Rendi uniforme la superficie passandola con un pennello asciutto o con un tampone. Se stendi una terza mano, devi attendere quattro settimane.

Vernici trasparenti

Normalmente vengono chiamate “flatting”. A differenza degli impregnanti, creano una pellicola di protezione superficiale (vetrosa, lucida o opaca). Sono dunque delle vernici a “poro chiuso”. Se vengono aggiunte delle piccole dosi di pigmenti in sospensione, si ottengono i semitrasparenti, che accentuano o variano la tonalità cromatica del legno.
I legni di un certo pregio e di prima scelta vengono valorizzati se trattati con “flatting”.

Prima dell’applicazione, leviga il supporto con tre passaggi di carta vetrata diversa, da media a fine. Dopo una prima mano, lascia asciugare per 2 giorni e leviga nuovamente la superficie.

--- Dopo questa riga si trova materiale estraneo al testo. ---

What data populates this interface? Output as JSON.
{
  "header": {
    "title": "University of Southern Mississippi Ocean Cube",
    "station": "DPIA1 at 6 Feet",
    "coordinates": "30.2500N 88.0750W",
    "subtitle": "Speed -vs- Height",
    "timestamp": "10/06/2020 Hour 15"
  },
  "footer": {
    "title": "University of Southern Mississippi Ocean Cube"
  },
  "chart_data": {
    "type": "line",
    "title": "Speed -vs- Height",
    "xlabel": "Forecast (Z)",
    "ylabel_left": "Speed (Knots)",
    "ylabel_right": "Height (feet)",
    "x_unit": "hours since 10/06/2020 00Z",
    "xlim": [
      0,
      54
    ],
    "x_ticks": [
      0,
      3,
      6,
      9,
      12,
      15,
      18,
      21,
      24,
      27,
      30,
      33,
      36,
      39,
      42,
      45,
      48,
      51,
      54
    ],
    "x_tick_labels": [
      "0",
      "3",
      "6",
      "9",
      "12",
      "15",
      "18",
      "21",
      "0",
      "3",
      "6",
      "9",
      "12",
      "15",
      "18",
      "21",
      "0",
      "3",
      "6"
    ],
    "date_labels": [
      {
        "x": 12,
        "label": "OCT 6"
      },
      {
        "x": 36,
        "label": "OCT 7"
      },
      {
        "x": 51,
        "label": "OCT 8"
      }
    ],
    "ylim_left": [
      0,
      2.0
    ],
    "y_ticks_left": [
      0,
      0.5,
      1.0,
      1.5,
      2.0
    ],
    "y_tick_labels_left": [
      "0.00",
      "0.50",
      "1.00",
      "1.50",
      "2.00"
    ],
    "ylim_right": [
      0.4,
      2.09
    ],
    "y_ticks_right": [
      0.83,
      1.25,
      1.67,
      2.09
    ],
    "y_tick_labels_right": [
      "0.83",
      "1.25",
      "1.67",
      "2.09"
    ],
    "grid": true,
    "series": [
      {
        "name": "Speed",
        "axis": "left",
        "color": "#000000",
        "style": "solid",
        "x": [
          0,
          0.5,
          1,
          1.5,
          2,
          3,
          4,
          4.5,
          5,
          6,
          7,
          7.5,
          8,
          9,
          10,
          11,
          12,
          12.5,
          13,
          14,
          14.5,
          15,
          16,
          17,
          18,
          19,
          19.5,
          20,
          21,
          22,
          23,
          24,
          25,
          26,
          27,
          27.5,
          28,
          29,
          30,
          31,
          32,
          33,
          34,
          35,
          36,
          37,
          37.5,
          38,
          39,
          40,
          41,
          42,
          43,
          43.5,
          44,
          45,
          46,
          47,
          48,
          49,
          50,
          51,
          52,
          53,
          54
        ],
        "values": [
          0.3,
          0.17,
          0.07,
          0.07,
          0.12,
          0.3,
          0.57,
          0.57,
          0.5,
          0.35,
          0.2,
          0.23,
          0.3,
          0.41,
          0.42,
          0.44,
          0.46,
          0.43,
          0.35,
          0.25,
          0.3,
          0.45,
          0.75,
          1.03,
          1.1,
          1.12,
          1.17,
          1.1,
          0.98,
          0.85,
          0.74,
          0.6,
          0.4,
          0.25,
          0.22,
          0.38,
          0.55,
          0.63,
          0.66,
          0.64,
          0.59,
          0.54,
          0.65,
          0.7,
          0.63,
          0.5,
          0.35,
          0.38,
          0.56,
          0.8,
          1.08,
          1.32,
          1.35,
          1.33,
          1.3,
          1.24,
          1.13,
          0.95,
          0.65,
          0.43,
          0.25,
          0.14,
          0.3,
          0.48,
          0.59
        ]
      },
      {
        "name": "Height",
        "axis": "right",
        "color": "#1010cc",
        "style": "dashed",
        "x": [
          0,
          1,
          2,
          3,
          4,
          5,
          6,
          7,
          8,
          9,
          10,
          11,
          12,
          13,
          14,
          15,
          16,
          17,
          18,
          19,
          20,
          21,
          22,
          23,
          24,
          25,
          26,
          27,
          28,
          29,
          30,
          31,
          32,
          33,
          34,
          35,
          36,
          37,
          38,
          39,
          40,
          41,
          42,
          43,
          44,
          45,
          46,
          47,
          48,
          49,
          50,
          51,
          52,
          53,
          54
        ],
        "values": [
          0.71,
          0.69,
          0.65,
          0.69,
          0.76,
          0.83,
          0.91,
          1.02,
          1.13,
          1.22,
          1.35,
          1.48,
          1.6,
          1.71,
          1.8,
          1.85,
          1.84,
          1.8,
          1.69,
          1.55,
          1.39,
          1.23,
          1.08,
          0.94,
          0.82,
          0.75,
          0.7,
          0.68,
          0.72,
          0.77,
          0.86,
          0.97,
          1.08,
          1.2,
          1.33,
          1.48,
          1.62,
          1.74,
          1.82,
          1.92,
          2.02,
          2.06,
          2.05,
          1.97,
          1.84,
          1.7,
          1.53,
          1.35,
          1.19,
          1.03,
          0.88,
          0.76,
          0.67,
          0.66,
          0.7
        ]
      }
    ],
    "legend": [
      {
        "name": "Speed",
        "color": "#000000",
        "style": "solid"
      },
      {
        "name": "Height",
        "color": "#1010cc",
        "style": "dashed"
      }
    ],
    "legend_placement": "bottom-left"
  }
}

Prima di stendere il secondo passaggio di vernice, togli le piccole imperfezioni con carta abrasiva a grana fine.

Cere

Sono vendute in forma liquida o in pasta. Per evitare incrostazioni, si applicano a strati sottilissimi con un panno di lino.

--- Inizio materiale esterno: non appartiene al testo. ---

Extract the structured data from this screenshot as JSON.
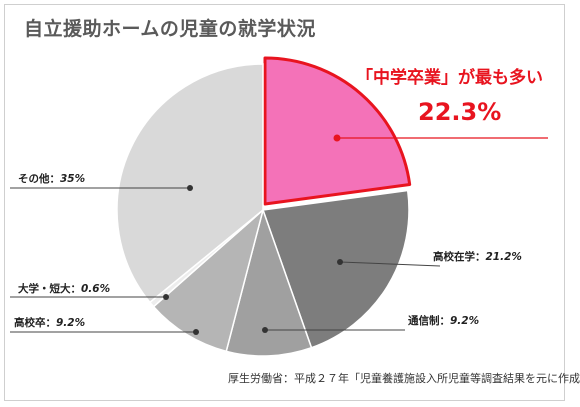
{
  "title": "自立援助ホームの児童の就学状況",
  "callout": {
    "line1": "「中学卒業」が最も多い",
    "line2": "22.3%"
  },
  "source": "厚生労働省：平成２７年「児童養護施設入所児童等調査結果を元に作成",
  "colors": {
    "highlight_fill": "#f472b8",
    "highlight_stroke": "#e8141f",
    "callout_text": "#e8141f"
  },
  "chart_data": {
    "type": "pie",
    "title": "自立援助ホームの児童の就学状況",
    "slices": [
      {
        "label": "中学卒業",
        "value": 22.3,
        "value_text": "22.3%",
        "color": "#f472b8",
        "highlight": true
      },
      {
        "label": "高校在学",
        "value": 21.2,
        "value_text": "21.2%",
        "color": "#7d7d7d"
      },
      {
        "label": "通信制",
        "value": 9.2,
        "value_text": "9.2%",
        "color": "#a0a0a0"
      },
      {
        "label": "高校卒",
        "value": 9.2,
        "value_text": "9.2%",
        "color": "#b5b5b5"
      },
      {
        "label": "大学・短大",
        "value": 0.6,
        "value_text": "0.6%",
        "color": "#ededed"
      },
      {
        "label": "その他",
        "value": 35,
        "value_text": "35%",
        "color": "#d9d9d9"
      }
    ]
  }
}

Le cere non modificano il colore naturale del legno, ma gli conferiscono solo un aspetto satinato e setoso. Esistono anche quelle coloranti che scuriscono leggermente le venature.

Distribuisci il prodotto in modo uniforme utilizzando un pennello. Quando è perfettamente asciutto, puoi lucidare la superficie con un panno di lana o di pelle di montone.

Lucidature a tampone

Realizza il tampone avvolgendo un batuffolo di bambagia con due panni di lino. Annoda le quattro cocche del tessuto esterno. Per far scorrere con più facilità il tampone, spruzzalo con qualche goccia di olio di lino.

La vernice da usare è una soluzione di gommalacca, trementina, sandracca, alcol ecc. La gommalacca si vende in scaglie solubili in alcol o in barattolo già pronta all’uso.

Per la prima applicazione, imbevi il tampone nel composto e, per scaricarlo in modo che non macchi, premilo leggermente su un panno. Non stendere la lacca a temperatura inferiore a 15 °C.

Inizia l’applicazione dall’esterno formando degli otto incatenati per tutta la superficie. Quando la superficie è asciutta (dopo almeno 12 ore), ripeti l’operazione.

Alla fine, per togliere i residui d’olio e rendere il piano cristallino, passalo con un telo imbevuto di alcol.

Pennelli

Le caratteristiche più importanti sono la forma (tonda o rettangolare), la dimensione e il tipo di setola. Il pennello deve sempre essere adeguato al lavoro da eseguire. Per mantenere i pennelli con setole morbide, elastiche e compatte, dopo l’uso, puliscili e riponili con il manico rivolto verso il basso.

Pennelli tondi

Sono pennelli a sezione cilindrica, con le setole disposte leggermente a cupola. Si usano per stendere la vernice su superfici irregolari, tubi, barre o profilati.

Pennelli con fascetta in plastica

Particolarmente adatti per le idropitture, le colle viniliche o qualsiasi altra soluzione acquosa.

Pennellesse

Sono grossi pennelli di varie dimensioni usati per verniciare e tinteggiare le superfici. Le spazzole, a forma rettangolare e appiattita, trattengono molta vernice. Possono avere setole di maiale bianche o nere. Queste ultime sono morbidissime e adatte per la rifinitura con smalto.

Pennellesse angolari

Generalmente hanno setole di maiale, testa angolata, manico sottile, leggero e molto lungo. Aiutano a raggiungere i punti più impervi.

Pennelli a fascetta conica

Idonei per le finiture e le decorazioni. Le setole possono essere di maiale o bue. Quelle di martora sono le più pregiate e sono indicate per eseguire disegni particolarmente elaborati.